Front-end integrations took longer than expected

Accomplishments that we're proud of

  • Successfully deployed a non-custodial savings vault with modular yield logic on Starknet.
  • Built a working prototype of group savings pools where users can transparently track contributions and goals.
  • Integrated Account Abstraction to make saving onchain frictionless.
  • Recognized as a 2nd place winner in Base’s Onchain Summer Awards, validating Bitsave’s real-world potential.
  • Contributed to the growing Low-Risk DeFi (SaveFi) narrative, aligning with Ethereum’s vision of sustainable finance.

What we learned

  • Starknet’s scalability and validity proofs make it ideal for financial coordination apps that need low fees and verifiable transparency.
  • DeFi doesn’t have to be complex or speculative — simplicity and sustainability are what drive real adoption.
  • The future of financial inclusion lies in localized stablecoins and transparent group finance — both of which fit Starknet’s mission of accessible onchain finance.

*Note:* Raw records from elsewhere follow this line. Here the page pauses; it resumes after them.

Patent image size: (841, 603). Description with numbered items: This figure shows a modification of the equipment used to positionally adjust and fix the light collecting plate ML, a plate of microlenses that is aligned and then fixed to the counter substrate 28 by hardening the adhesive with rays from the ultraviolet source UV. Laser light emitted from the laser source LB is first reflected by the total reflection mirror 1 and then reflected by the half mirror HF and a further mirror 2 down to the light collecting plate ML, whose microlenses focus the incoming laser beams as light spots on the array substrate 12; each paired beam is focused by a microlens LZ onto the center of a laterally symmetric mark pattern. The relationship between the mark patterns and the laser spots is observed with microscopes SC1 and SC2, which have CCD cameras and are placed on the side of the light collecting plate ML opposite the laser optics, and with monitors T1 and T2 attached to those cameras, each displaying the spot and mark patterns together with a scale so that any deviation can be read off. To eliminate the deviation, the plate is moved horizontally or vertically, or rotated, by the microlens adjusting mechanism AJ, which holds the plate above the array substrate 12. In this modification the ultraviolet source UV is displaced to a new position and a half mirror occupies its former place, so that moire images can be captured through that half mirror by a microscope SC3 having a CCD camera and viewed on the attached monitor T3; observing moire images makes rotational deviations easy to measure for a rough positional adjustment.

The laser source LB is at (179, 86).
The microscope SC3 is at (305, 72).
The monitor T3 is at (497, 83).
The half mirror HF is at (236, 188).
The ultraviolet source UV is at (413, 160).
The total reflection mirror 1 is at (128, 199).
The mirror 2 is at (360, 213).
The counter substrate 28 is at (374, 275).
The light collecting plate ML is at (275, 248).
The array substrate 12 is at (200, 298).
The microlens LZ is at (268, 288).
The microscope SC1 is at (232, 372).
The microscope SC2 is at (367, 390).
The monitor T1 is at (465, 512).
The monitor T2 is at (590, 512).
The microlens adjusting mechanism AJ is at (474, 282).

What's next for Bitsave Protocol

  • Launch Bitsave v2 enabling users to borrow against their savings and buy tokenized local bonds and stocks with $BTS or local stablecoins. (We talked about it here https://youtu.be/OG6NC_6_9Oo?si=b18e2q3rwE8kJhNI)
  • Deploy SaveFi on Starknet Mainnet, expanding access to low-risk DeFi saving opportunities.
  • Collaborate with Starknet ecosystem protocols to integrate real yield strategies, stablecoin bridges, and local DeFi primitives.
  • Build out SaveFi APIs to let other dApps plug into Bitsave’s saving engine.